Nel documento approvato si ribadisce che il diritto alla salute, garantito dalla Costituzione, non può essere subordinato esclusivamente a parametri numerici o a logiche contabili, senza tener conto delle peculiarità orografiche e della bassa densità abitativa del Molise. Con il voto unanime, il Consiglio impegna il presidente della Regione, Francesco Roberti, ad attivarsi nei confronti della Struttura commissariale e dei ministeri competenti per evitare tagli ai servizi salvavita e assicurare il mantenimento dei Livelli essenziali di assistenza su tutto il territorio, chiedendo al contempo la massima trasparenza sui confronti istituzionali.

Sempre all’unanimità è stata approvata un’ulteriore mozione dedicata al reclutamento del personale medico. L’Assemblea ha evidenziato come il ricorso a contratti a tempo determinato e a forme di lavoro atipiche, oltre a incidere sui costi, scoraggi i professionisti e renda più difficile coprire le sedi periferiche. Il Consiglio chiede bandi più chiari, con l’indicazione preventiva della sede e della specializzazione richiesta, e punta a favorire contratti stabili per garantire continuità assistenziale e maggiore attrattività delle strutture regionali, sollecitando un confronto anche con l’Azienda Sanitaria Regionale del Molise.

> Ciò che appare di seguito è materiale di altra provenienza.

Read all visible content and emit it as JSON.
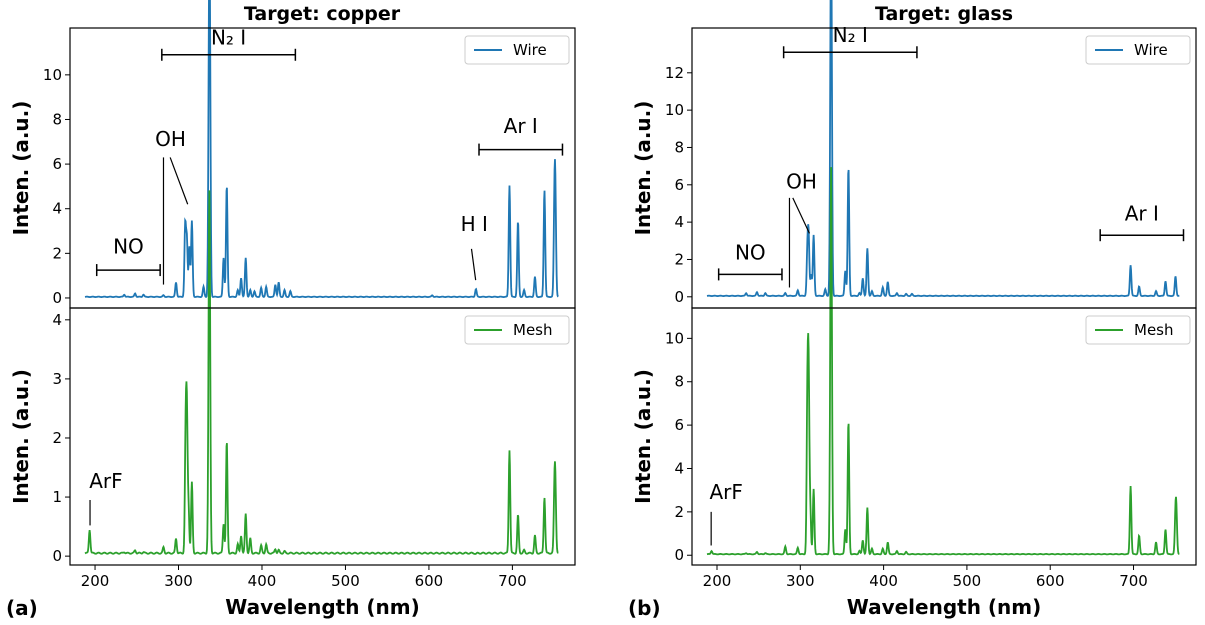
{
  "panel_letters": [
    "(a)",
    "(b)"
  ],
  "chart_data": [
    {
      "type": "line",
      "title": "Target: copper",
      "xlabel": "Wavelength (nm)",
      "xlim": [
        170,
        775
      ],
      "xticks": [
        200,
        300,
        400,
        500,
        600,
        700
      ],
      "subplots": [
        {
          "ylabel": "Inten. (a.u.)",
          "ylim": [
            -0.45,
            12.1
          ],
          "yticks": [
            0,
            2,
            4,
            6,
            8,
            10
          ],
          "color": "#1f77b4",
          "legend": "Wire",
          "legend_loc": "upper right",
          "baseline": 0.05,
          "peaks": [
            [
              235,
              0.15
            ],
            [
              248,
              0.2
            ],
            [
              258,
              0.15
            ],
            [
              282,
              0.12
            ],
            [
              297,
              0.7
            ],
            [
              308,
              3.25
            ],
            [
              310,
              2.6
            ],
            [
              313,
              2.3
            ],
            [
              316,
              3.45
            ],
            [
              330,
              0.5
            ],
            [
              336.5,
              8.1
            ],
            [
              337.5,
              10.6
            ],
            [
              354,
              1.8
            ],
            [
              357.8,
              5.05
            ],
            [
              371,
              0.35
            ],
            [
              375,
              0.9
            ],
            [
              380.5,
              1.8
            ],
            [
              386,
              0.35
            ],
            [
              391,
              0.3
            ],
            [
              399,
              0.45
            ],
            [
              405,
              0.5
            ],
            [
              416,
              0.6
            ],
            [
              420,
              0.7
            ],
            [
              427,
              0.35
            ],
            [
              434,
              0.3
            ],
            [
              604,
              0.12
            ],
            [
              656.3,
              0.4
            ],
            [
              696.5,
              5.05
            ],
            [
              706.7,
              3.45
            ],
            [
              714,
              0.35
            ],
            [
              727,
              0.95
            ],
            [
              738.4,
              4.85
            ],
            [
              750.4,
              3.75
            ],
            [
              751.5,
              3.8
            ]
          ],
          "annotations": [
            {
              "text": "N₂ I",
              "type": "bracket",
              "x1": 280,
              "x2": 440,
              "y": 10.9,
              "text_y": 11.35
            },
            {
              "text": "NO",
              "type": "bracket",
              "x1": 202,
              "x2": 278,
              "y": 1.25,
              "text_y": 2.0
            },
            {
              "text": "OH",
              "type": "label",
              "x": 272,
              "y": 6.8,
              "lines": [
                [
                  282,
                  6.3,
                  282,
                  0.6
                ],
                [
                  290,
                  6.3,
                  311,
                  4.2
                ]
              ]
            },
            {
              "text": "H I",
              "type": "label",
              "x": 638,
              "y": 3.0,
              "lines": [
                [
                  651,
                  2.2,
                  656,
                  0.8
                ]
              ]
            },
            {
              "text": "Ar I",
              "type": "bracket",
              "x1": 660,
              "x2": 760,
              "y": 6.65,
              "text_y": 7.4
            }
          ],
          "x_end": 755
        },
        {
          "ylabel": "Inten. (a.u.)",
          "ylim": [
            -0.15,
            4.2
          ],
          "yticks": [
            0,
            1,
            2,
            3,
            4
          ],
          "color": "#2ca02c",
          "legend": "Mesh",
          "legend_loc": "upper right",
          "baseline": 0.05,
          "peaks": [
            [
              193.5,
              0.45
            ],
            [
              235,
              0.07
            ],
            [
              248,
              0.1
            ],
            [
              258,
              0.07
            ],
            [
              282,
              0.15
            ],
            [
              297,
              0.3
            ],
            [
              308.5,
              1.9
            ],
            [
              310,
              2.25
            ],
            [
              312,
              0.8
            ],
            [
              316,
              1.25
            ],
            [
              336.5,
              2.9
            ],
            [
              337.3,
              3.95
            ],
            [
              354,
              0.55
            ],
            [
              357.8,
              1.95
            ],
            [
              371,
              0.2
            ],
            [
              375,
              0.35
            ],
            [
              380.5,
              0.72
            ],
            [
              386,
              0.3
            ],
            [
              399,
              0.18
            ],
            [
              405,
              0.2
            ],
            [
              416,
              0.12
            ],
            [
              420,
              0.1
            ],
            [
              427,
              0.08
            ],
            [
              656.3,
              0.04
            ],
            [
              696.5,
              1.8
            ],
            [
              706.7,
              0.7
            ],
            [
              714,
              0.1
            ],
            [
              727,
              0.35
            ],
            [
              738.4,
              1.0
            ],
            [
              750.4,
              0.98
            ],
            [
              751.5,
              1.0
            ]
          ],
          "annotations": [
            {
              "text": "ArF",
              "type": "label",
              "x": 193,
              "y": 1.15,
              "lines": [
                [
                  194,
                  0.95,
                  194,
                  0.52
                ]
              ]
            }
          ],
          "x_end": 755
        }
      ]
    },
    {
      "type": "line",
      "title": "Target: glass",
      "xlabel": "Wavelength (nm)",
      "xlim": [
        170,
        775
      ],
      "xticks": [
        200,
        300,
        400,
        500,
        600,
        700
      ],
      "subplots": [
        {
          "ylabel": "Inten. (a.u.)",
          "ylim": [
            -0.6,
            14.4
          ],
          "yticks": [
            0,
            2,
            4,
            6,
            8,
            10,
            12
          ],
          "color": "#1f77b4",
          "legend": "Wire",
          "legend_loc": "upper right",
          "baseline": 0.05,
          "peaks": [
            [
              235,
              0.2
            ],
            [
              248,
              0.25
            ],
            [
              258,
              0.2
            ],
            [
              282,
              0.2
            ],
            [
              297,
              0.35
            ],
            [
              308.5,
              2.3
            ],
            [
              310,
              3.1
            ],
            [
              313,
              1.2
            ],
            [
              316,
              3.3
            ],
            [
              330,
              0.4
            ],
            [
              336.5,
              9.5
            ],
            [
              337.3,
              12.5
            ],
            [
              354,
              1.4
            ],
            [
              357.8,
              6.95
            ],
            [
              371,
              0.2
            ],
            [
              375,
              1.0
            ],
            [
              380.5,
              2.6
            ],
            [
              386,
              0.3
            ],
            [
              399,
              0.5
            ],
            [
              405,
              0.8
            ],
            [
              416,
              0.2
            ],
            [
              427,
              0.15
            ],
            [
              434,
              0.15
            ],
            [
              696.5,
              1.7
            ],
            [
              706.7,
              0.55
            ],
            [
              727,
              0.3
            ],
            [
              738.4,
              0.85
            ],
            [
              750.4,
              1.1
            ]
          ],
          "annotations": [
            {
              "text": "N₂ I",
              "type": "bracket",
              "x1": 280,
              "x2": 440,
              "y": 13.1,
              "text_y": 13.65
            },
            {
              "text": "NO",
              "type": "bracket",
              "x1": 202,
              "x2": 278,
              "y": 1.2,
              "text_y": 2.0
            },
            {
              "text": "OH",
              "type": "label",
              "x": 283,
              "y": 5.8,
              "lines": [
                [
                  287,
                  5.3,
                  287,
                  0.5
                ],
                [
                  291,
                  5.3,
                  311,
                  3.4
                ]
              ]
            },
            {
              "text": "Ar I",
              "type": "bracket",
              "x1": 660,
              "x2": 760,
              "y": 3.3,
              "text_y": 4.1
            }
          ],
          "x_end": 755
        },
        {
          "ylabel": "Inten. (a.u.)",
          "ylim": [
            -0.45,
            11.4
          ],
          "yticks": [
            0,
            2,
            4,
            6,
            8,
            10
          ],
          "color": "#2ca02c",
          "legend": "Mesh",
          "legend_loc": "upper right",
          "baseline": 0.05,
          "peaks": [
            [
              193.5,
              0.2
            ],
            [
              235,
              0.1
            ],
            [
              248,
              0.15
            ],
            [
              258,
              0.1
            ],
            [
              282,
              0.4
            ],
            [
              297,
              0.35
            ],
            [
              308.5,
              6.7
            ],
            [
              310,
              7.7
            ],
            [
              312,
              2.0
            ],
            [
              316,
              3.05
            ],
            [
              336.5,
              8.5
            ],
            [
              337.3,
              11.25
            ],
            [
              354,
              1.2
            ],
            [
              357.8,
              6.2
            ],
            [
              371,
              0.2
            ],
            [
              375,
              0.7
            ],
            [
              380.5,
              2.2
            ],
            [
              386,
              0.3
            ],
            [
              399,
              0.3
            ],
            [
              405,
              0.6
            ],
            [
              416,
              0.2
            ],
            [
              427,
              0.15
            ],
            [
              696.5,
              3.2
            ],
            [
              706.7,
              0.9
            ],
            [
              727,
              0.6
            ],
            [
              738.4,
              1.2
            ],
            [
              750.4,
              1.7
            ],
            [
              751.5,
              1.6
            ]
          ],
          "annotations": [
            {
              "text": "ArF",
              "type": "label",
              "x": 191,
              "y": 2.6,
              "lines": [
                [
                  193,
                  2.0,
                  193,
                  0.45
                ]
              ]
            }
          ],
          "x_end": 755
        }
      ]
    }
  ]
}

Approvata all’unanimità anche la mozione per il rilancio dell’ospedale Caracciolo di Agnone. Il provvedimento presentato da Greco, Primiani, Salvatore, Gravina, Fanelli, Romano e Facciolla, impegna la Regione a confermare il presidio come struttura di area particolarmente disagiata nel Programma Operativo, a potenziarne reparti e ambulatori e a rafforzare radiodiagnostica, dialisi e Centro di reumatologia, oltre a garantire una copertura h24 dell’emergenza-urgenza con medico a bordo del 118.

Nel corso del suo intervento in Aula il presidente Roberti ha criticato il metodo con cui il Piano è stato trasmesso ai Ministeri, lamentando l’assenza di concertazione. Netta la sua posizione sulle emodinamiche e sui punti nascita: servizi salvavita che, per la loro distribuzione sul territorio, non possono essere ridotti.

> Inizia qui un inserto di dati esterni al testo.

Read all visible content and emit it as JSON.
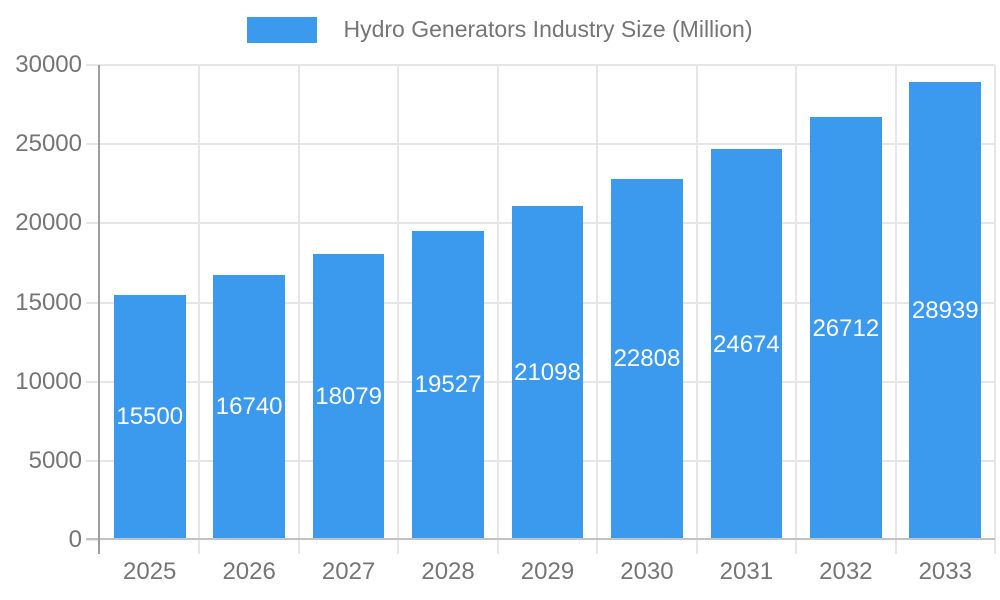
{
  "chart_data": {
    "type": "bar",
    "title": "Hydro Generators Industry Size (Million)",
    "categories": [
      "2025",
      "2026",
      "2027",
      "2028",
      "2029",
      "2030",
      "2031",
      "2032",
      "2033"
    ],
    "values": [
      15500,
      16740,
      18079,
      19527,
      21098,
      22808,
      24674,
      26712,
      28939
    ],
    "xlabel": "",
    "ylabel": "",
    "ylim": [
      0,
      30000
    ],
    "yticks": [
      0,
      5000,
      10000,
      15000,
      20000,
      25000,
      30000
    ],
    "grid": true,
    "legend_position": "top",
    "bar_color": "#3b99ee",
    "value_label_color": "#ffffff",
    "axis_text_color": "#757575",
    "gridline_color": "#e6e6e6",
    "axis_line_color": "#9e9e9e",
    "baseline_color": "#c2c2c2",
    "background_color": "#ffffff"
  }
}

Il governatore ha ribadito la necessità di una riorganizzazione sanitaria organica che coinvolga medicina territoriale, rete dell’emergenza e guardie mediche, evitando interventi frammentari. Quanto all’ospedale di Agnone, ha sottolineato la centralità del presidio, previsto tra quelli di area disagiata, evidenziando l’urgenza di rafforzarne il pronto soccorso.

Chiaro dunque il messaggio lanciato questa mattina dall’Aula: maggioranza e opposizione, pur nelle rispettive differenze, fanno fronte comune per difendere la sanità molisana, chiedendo correttivi al Piano e rivendicando scelte che tengano conto delle specificità del territorio e dei bisogni reali delle comunità.